For those that care about the technical details, I offer a post-mortem of the unfortunate situation.
This situation was created entirely from my own folly. For some unknown reason, Chrome disliked the mechanism I had worked out for android2cloud originally, which was storing the ID of the last link that Chrome received, then sending that to the server when it connected to have the server send back all the links received since that ID. In theory, it should have worked. In practice, it didn't. And I still have no idea why. I thought it would be easier to simply modify the database schema to hold a "received" field for each link. Now, when Chrome received links, it would phone home to the server and say "yup, got it!" at which point, the server would mark it as read in the database. So every time Chrome connected to the server, it asked the server for the links that hadn't been marked as read in the database.

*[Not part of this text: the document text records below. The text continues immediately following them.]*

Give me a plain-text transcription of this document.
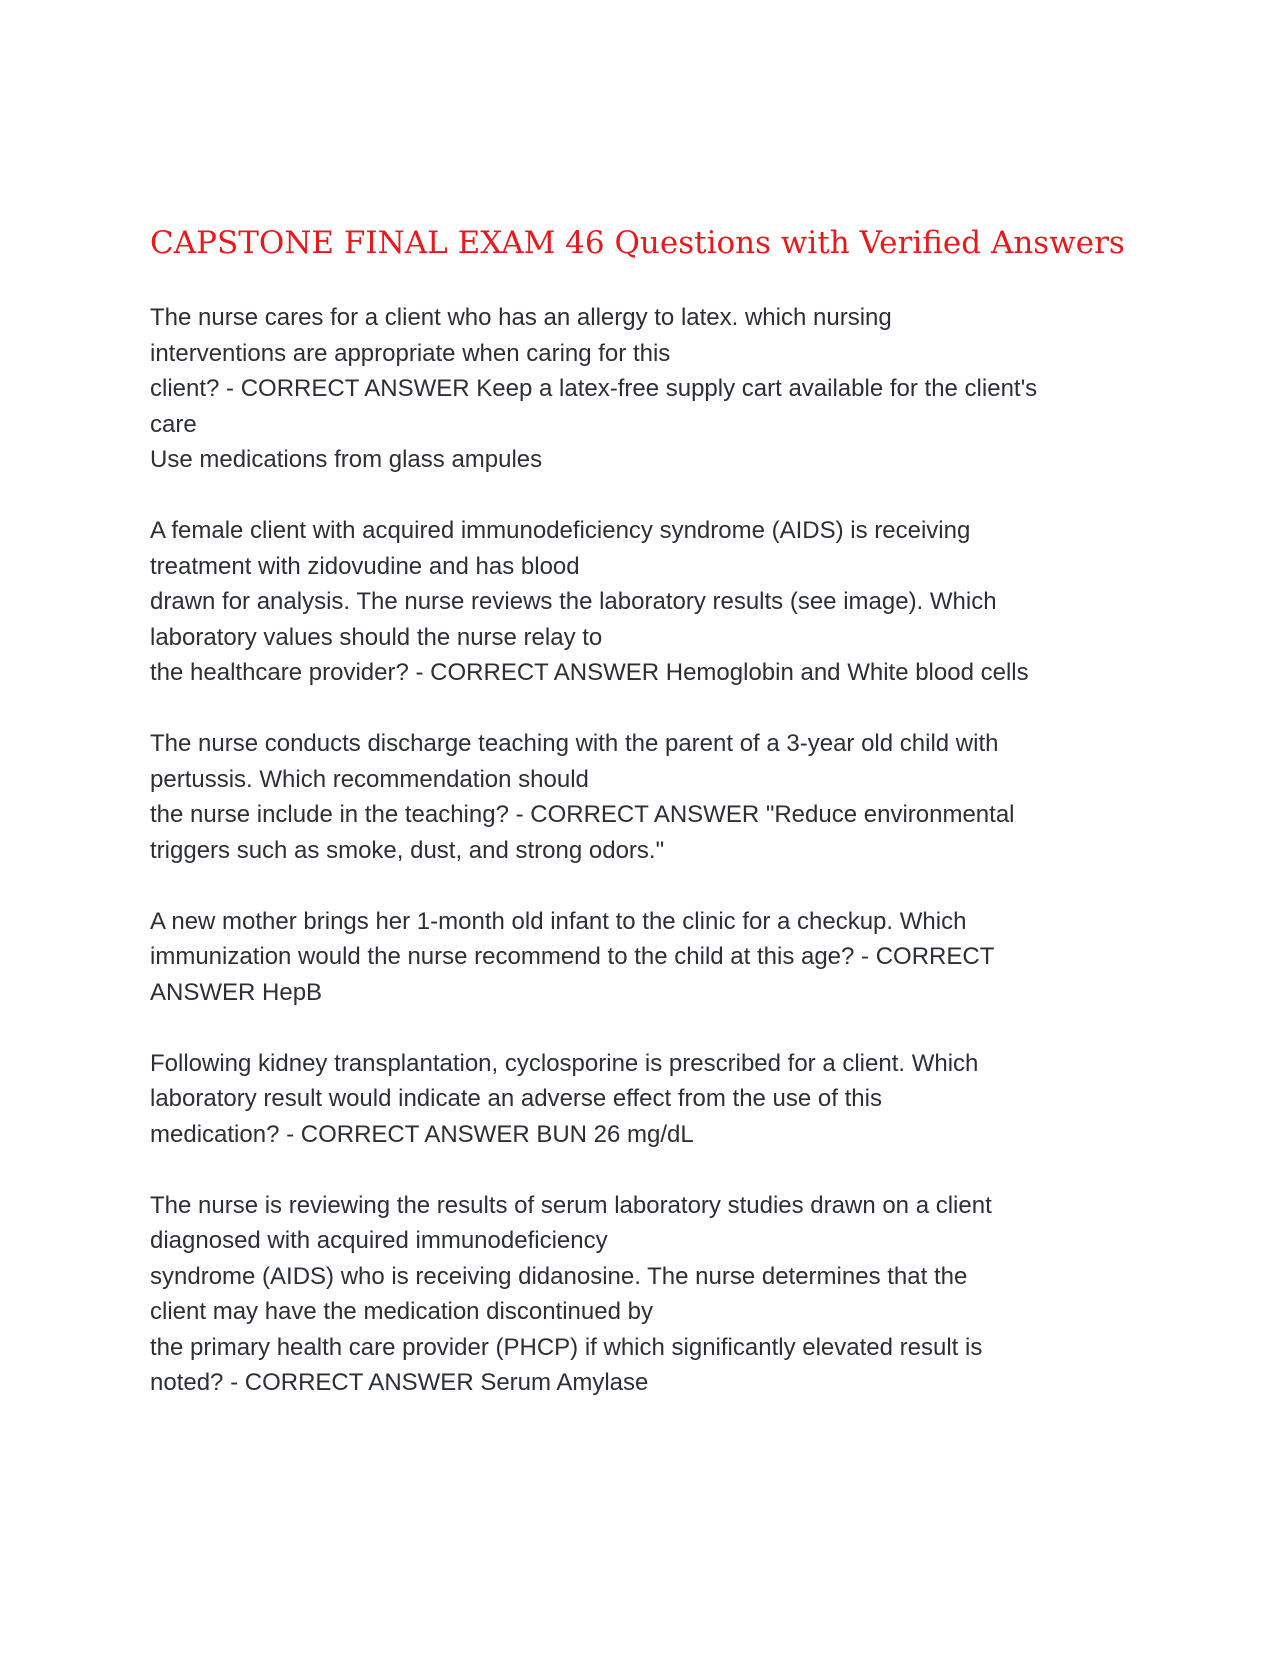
CAPSTONE FINAL EXAM 46 Questions with Verified Answers

The nurse cares for a client who has an allergy to latex. which nursing
interventions are appropriate when caring for this
client? - CORRECT ANSWER Keep a latex-free supply cart available for the client's
care
Use medications from glass ampules

A female client with acquired immunodeficiency syndrome (AIDS) is receiving
treatment with zidovudine and has blood
drawn for analysis. The nurse reviews the laboratory results (see image). Which
laboratory values should the nurse relay to
the healthcare provider? - CORRECT ANSWER Hemoglobin and White blood cells

The nurse conducts discharge teaching with the parent of a 3-year old child with
pertussis. Which recommendation should
the nurse include in the teaching? - CORRECT ANSWER "Reduce environmental
triggers such as smoke, dust, and strong odors."

A new mother brings her 1-month old infant to the clinic for a checkup. Which
immunization would the nurse recommend to the child at this age? - CORRECT
ANSWER HepB

Following kidney transplantation, cyclosporine is prescribed for a client. Which
laboratory result would indicate an adverse effect from the use of this
medication? - CORRECT ANSWER BUN 26 mg/dL

The nurse is reviewing the results of serum laboratory studies drawn on a client
diagnosed with acquired immunodeficiency
syndrome (AIDS) who is receiving didanosine. The nurse determines that the
client may have the medication discontinued by
the primary health care provider (PHCP) if which significantly elevated result is
noted? - CORRECT ANSWER Serum Amylase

Which should work, in theory, right? Right.
Except I was foolish, and didn't think things through fully. I assumed that simply turning around and giving the server back the same data we received would be the easiest way to go about things-- minimise the requests to the server, prevent parsing errors from mucking up the "mark as read" transaction, that sort of thing. What I didn't take into account was that, because it was an OAuth request, all the data got stored in the URL. Which is more than mildly annoying-- it actually broke the "mark as read" transaction by making the URL too long if you had a bunch of links. So the server never got the message to mark the links as read, and dutifully sent them back to Chrome every time Chrome connected.
The solution I came up with was simply parsing out the IDs of the links received, and sending those back to the server. That truncated the request nicely and, therefore, the server got the message that the links were received. This solution is not bulletproof, obviously, but it works as a quick patch until I can get the much more thought out 2.1 out the door.
Sorry for the issues. I'll try to do less foolish things in the future.